I am excited about space state models, that are sub-quadratic, and support much larger contexts. There is research around applying imitation learning to solve for hallucinations, and work around data mixtures, like DoReMi, which will have a large impact. I think research on the data side is going to be the cornerstone of progress for the next few years.
💥 Miscellaneous – a set of rapid-fire questions
Present the arguments in favor of and against open-source foundation models compared to closed-source API distribution models. Which approach ultimately prevails in the long run?
Open-source models are transparent. We know the data that composed these models, and have better ability to reason about their behavior. This will be increasingly important as foundation models are used by regulated industries and in mission-critical applications.
Open-source models are privacy friendly. You can deploy them in the infrastructure under your control and use them with sensitive data. The single-tenant SaaS model of closed-source foundation models is problematic in this way. You have to place a lot of trust in a company, esp if you are going to use closed models with sensitive customer data.
Open-source models can be customized. You can fine-tune them or pre-train them from the final (and in some cases intermediate) checkpoints on large amounts of data. We see 10-12 points of accuracy improvements on fine-tuned models.
Open-source models give you control. They won't disappear or change in unexpected ways, like a closed source model might behind an API. Again, as these models mature, and become critical to applications, developers will want more control over the weights.
Could you articulate the advantages and disadvantages of centralized and decentralized architectures for foundation models, and make a compelling case for each?
Centralized training on HPC style clusters is likely the fastest way of building models today. While there's a lot of scope for optimization in the centralized setting, we generally have good software and knowledge here, and for companies building large foundation models, it often makes sense to follow the best practices and go with well understood infrastructure.
Decentralized training wins significantly on cost. It's easier to get slightly lower-end hardware in multiple locations, and you can achieve lower upfront costs and elasticity. Centralization will likely run into scale-out limits, so the largest models are likely going to be done in decentralized settings in the future.
Architecturally, the progress feels similar to how things played out in the database world, where we have big monolithic databases, and then distributed and fault-tolerant options like DHTs appeared.

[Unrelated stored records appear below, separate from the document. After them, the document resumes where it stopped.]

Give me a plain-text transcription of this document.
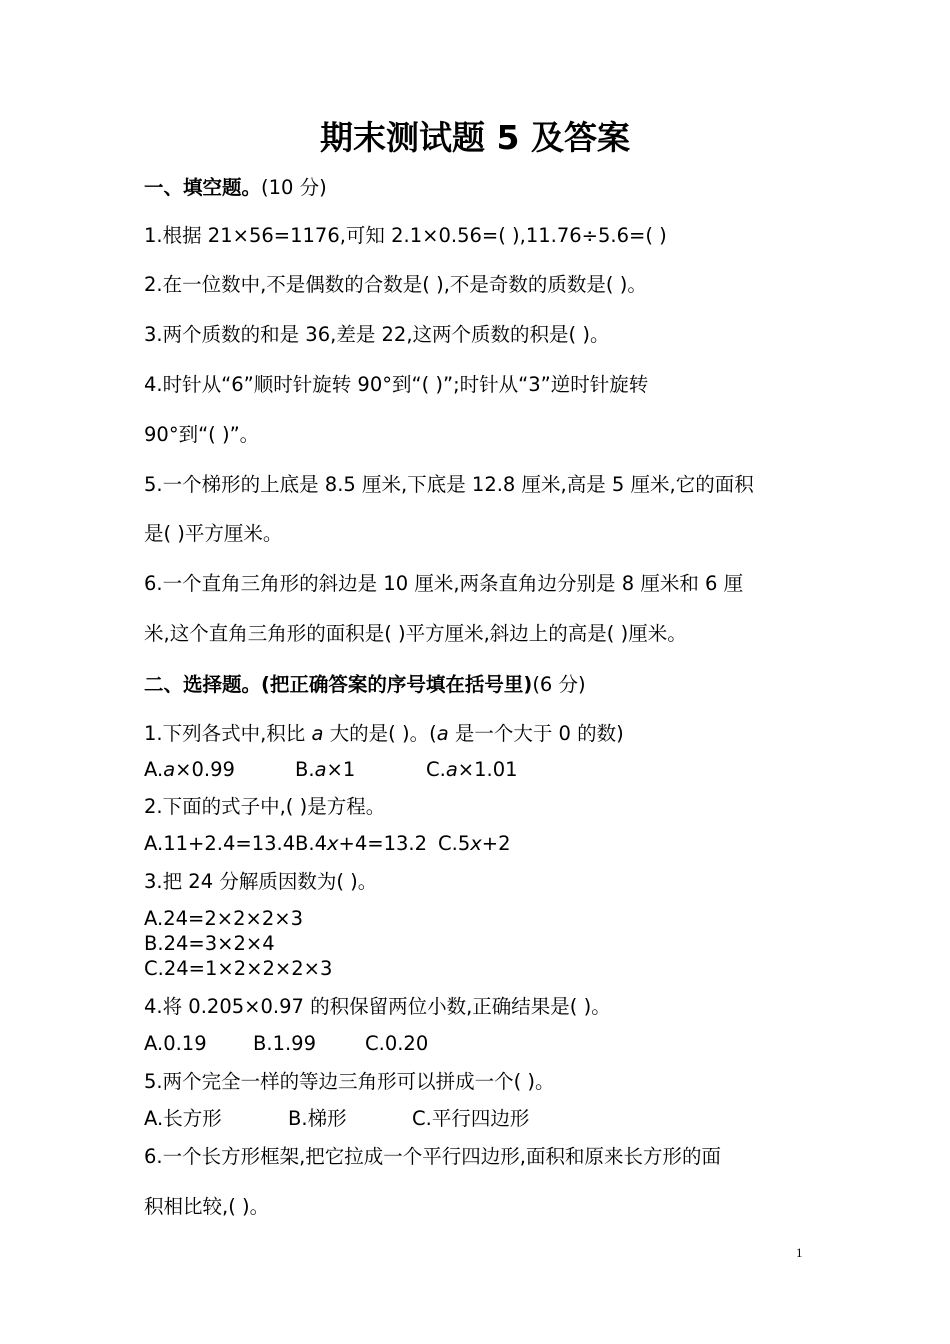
期末测试题 5 及答案
一、填空题。(10 分)
1.根据 21×56=1176,可知 2.1×0.56=( ),11.76÷5.6=( )
2.在一位数中,不是偶数的合数是( ),不是奇数的质数是( )。
3.两个质数的和是 36,差是 22,这两个质数的积是( )。
4.时针从“6”顺时针旋转 90°到“( )”;时针从“3”逆时针旋转
90°到“( )”。
5.一个梯形的上底是 8.5 厘米,下底是 12.8 厘米,高是 5 厘米,它的面积
是( )平方厘米。
6.一个直角三角形的斜边是 10 厘米,两条直角边分别是 8 厘米和 6 厘
米,这个直角三角形的面积是( )平方厘米,斜边上的高是( )厘米。
二、选择题。(把正确答案的序号填在括号里)(6 分)
1.下列各式中,积比 a 大的是( )。(a 是一个大于 0 的数)
A.a×0.99	B.a×1	C.a×1.01
2.下面的式子中,( )是方程。
A.11+2.4=13.4B.4x+4=13.2 C.5x+2
3.把 24 分解质因数为( )。
A.24=2×2×2×3
B.24=3×2×4
C.24=1×2×2×2×3
4.将 0.205×0.97 的积保留两位小数,正确结果是( )。
A.0.19 B.1.99	C.0.20
5.两个完全一样的等边三角形可以拼成一个( )。
A.长方形	B.梯形	C.平行四边形
6.一个长方形框架,把它拉成一个平行四边形,面积和原来长方形的面
积相比较,( )。
1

There's a place for both, but I believe the techniques created in decentralized training will increasingly percolate to centralized settings.
What are the major upcoming milestones for open-source foundation models
I expect amazing progress in open source foundation models in 2023. We'll surpass GPT-3.5 quality in the open this year, and it will be a fairly big moment for open source. I also believe we'll continue to see optimization work that reduce the costs of working with AI, given the more low-powered resource landscape, and we'll see new architectures beyond transformers. I also expect SOTA open models in code, music, biology, and other niche areas.